Epoch:  1, Loss: 1.469, Accuracy: 0.520
Epoch:  2, Loss: 0.572, Accuracy: 0.844
Epoch:  3, Loss: 0.433, Accuracy: 0.887
Epoch:  4, Loss: 0.384, Accuracy: 0.902
Epoch:  5, Loss: 0.352, Accuracy: 0.910
Epoch:  6, Loss: 0.329, Accuracy: 0.917
Epoch:  7, Loss: 0.310, Accuracy: 0.921
Epoch:  8, Loss: 0.294, Accuracy: 0.926
Epoch:  9, Loss: 0.280, Accuracy: 0.930
Epoch: 10, Loss: 0.267, Accuracy: 0.933

In [23]:

# 得られたモデルでテストデータの精度を計算。
reshaped_test_images = np.reshape(test_images, [-1, 784, 1])
test_accuracy = model.compute_accuracy(reshaped_test_images, test_labels)
print(f"Test accuracy: {test_accuracy}")

Test accuracy: 0.9201

In [24]:

# 予測した結果をプロット。
predictions = model.forward_pass(reshaped_test_images)[-1][..., 0]
num_rows = 5
num_cols = 3
num_images = num_rows * num_cols
random_indices = np.random.choice(len(test_images), num_images, replace=False)

fig, axes = plt.subplots(num_rows, 2*num_cols, figsize=(2*2*num_cols, 2*num_rows))

for i, idx in enumerate(random_indices):
    # idx = i
    plot_image(axes[i//num_cols, 2*(i%num_cols)], idx, predictions[idx], test_labels, test_images)
    plot_value_array(axes[i//num_cols, 2*(i%num_cols) + 1], idx, predictions[idx], test_labels)

fig.tight_layout()
plt.show()

Adamを使ってみる¶

SGDを改良した最適化アルゴリズムです。

In [25]:

class SimpleNeuralNetworkNumpyAdam(SimpleNeuralNetworkNumpyBatch):
    """
    NumPyを使ったニューラルネットワーク。
    Adamオプティマイザを実装。
    """
    def __init__(self):
        super().__init__() # ベースクラスの初期化。
        self.initialize_adam_parameters()

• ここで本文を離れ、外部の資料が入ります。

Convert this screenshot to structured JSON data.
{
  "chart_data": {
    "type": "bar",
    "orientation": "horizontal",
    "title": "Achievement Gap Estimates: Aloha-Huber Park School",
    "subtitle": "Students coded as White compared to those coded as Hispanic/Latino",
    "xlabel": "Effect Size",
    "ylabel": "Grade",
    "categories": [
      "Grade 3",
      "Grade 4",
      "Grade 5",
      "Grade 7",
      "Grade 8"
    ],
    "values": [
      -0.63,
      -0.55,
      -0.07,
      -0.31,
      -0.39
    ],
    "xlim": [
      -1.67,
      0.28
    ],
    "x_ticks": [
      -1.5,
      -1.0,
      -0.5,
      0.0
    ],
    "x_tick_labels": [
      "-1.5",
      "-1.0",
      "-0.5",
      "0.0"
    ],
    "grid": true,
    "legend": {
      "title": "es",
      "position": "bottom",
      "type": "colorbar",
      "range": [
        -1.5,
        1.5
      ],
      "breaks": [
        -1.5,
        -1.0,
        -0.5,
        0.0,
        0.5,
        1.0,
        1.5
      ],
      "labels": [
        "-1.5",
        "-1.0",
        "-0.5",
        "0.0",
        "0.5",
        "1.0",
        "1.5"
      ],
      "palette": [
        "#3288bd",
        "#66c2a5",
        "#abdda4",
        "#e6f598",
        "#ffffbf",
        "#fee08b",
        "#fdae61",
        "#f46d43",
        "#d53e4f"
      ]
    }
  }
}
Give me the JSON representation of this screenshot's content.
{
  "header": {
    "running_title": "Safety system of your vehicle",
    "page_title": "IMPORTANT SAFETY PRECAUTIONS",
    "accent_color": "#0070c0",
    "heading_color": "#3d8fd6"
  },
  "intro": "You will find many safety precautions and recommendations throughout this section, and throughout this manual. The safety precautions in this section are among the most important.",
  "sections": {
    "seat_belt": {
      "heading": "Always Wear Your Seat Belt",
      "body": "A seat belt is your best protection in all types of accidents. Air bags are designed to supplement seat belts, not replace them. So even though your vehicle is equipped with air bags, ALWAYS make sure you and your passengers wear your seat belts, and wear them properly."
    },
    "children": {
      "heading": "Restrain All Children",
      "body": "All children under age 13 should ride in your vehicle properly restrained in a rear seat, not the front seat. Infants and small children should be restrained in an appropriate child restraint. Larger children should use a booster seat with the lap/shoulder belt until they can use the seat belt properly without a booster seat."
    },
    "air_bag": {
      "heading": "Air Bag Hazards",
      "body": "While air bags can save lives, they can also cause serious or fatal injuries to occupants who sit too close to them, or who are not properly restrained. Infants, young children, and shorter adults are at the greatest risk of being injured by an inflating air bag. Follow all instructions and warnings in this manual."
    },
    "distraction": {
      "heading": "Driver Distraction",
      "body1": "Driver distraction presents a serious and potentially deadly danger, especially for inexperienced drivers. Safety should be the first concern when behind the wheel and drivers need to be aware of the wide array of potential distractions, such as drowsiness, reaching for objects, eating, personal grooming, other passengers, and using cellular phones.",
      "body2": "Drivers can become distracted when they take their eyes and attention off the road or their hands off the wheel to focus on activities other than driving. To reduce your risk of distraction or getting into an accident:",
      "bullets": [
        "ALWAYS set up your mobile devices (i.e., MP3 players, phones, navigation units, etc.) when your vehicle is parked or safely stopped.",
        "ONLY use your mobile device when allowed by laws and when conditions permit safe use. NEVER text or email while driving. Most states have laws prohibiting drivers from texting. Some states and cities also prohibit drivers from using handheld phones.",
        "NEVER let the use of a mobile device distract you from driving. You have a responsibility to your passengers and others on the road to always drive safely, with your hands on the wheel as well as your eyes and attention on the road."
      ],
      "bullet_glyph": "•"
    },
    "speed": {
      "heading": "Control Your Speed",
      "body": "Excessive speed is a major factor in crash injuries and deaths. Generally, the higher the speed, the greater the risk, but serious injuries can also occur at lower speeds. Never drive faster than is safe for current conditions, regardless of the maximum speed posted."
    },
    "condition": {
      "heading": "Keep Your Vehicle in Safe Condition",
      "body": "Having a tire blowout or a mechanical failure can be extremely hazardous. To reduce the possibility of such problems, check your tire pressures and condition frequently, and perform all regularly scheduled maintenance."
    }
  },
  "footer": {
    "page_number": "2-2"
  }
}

    def initialize_adam_parameters(self):
        """
        Adamオプティマイザのパラメータを初期化。
        """
        self.m = {key: np.zeros_like(val) for key, val in self.parameters.items()}
        self.v = {key: np.zeros_like(val) for key, val in self.parameters.items()}
        self.t = 0 # タイムステップ
    
    def update_parameters_with_adam(self, gradients, learning_rate=0.001, beta1=0.9, beta2=0.999, epsilon=1e-8):
        """
        Adamオプティマイザを使用してパラメータを更新。

        Args:
            gradients (Dictionary[str, np.ndarray]): 各層の勾配
            learning_rate (float, optional): 学習率
            beta1 (float, optional): 一階モーメントの減衰率
            beta2 (float, optional): 二階モーメントの減衰率
            epsilon (float, optional): 数値安定化のための微小値
        """
        self.t += 1
        for key in self.parameters.keys():
            # バッチ次元に沿って勾配の平均を計算
            grad_mean = np.mean(gradients[f"d{key}"], axis=0)

            # モーメントの更新
            self.m[key] = beta1 * self.m[key] + (1 - beta1) * grad_mean
            self.v[key] = beta2 * self.v[key] + (1 - beta2) * np.square(grad_mean)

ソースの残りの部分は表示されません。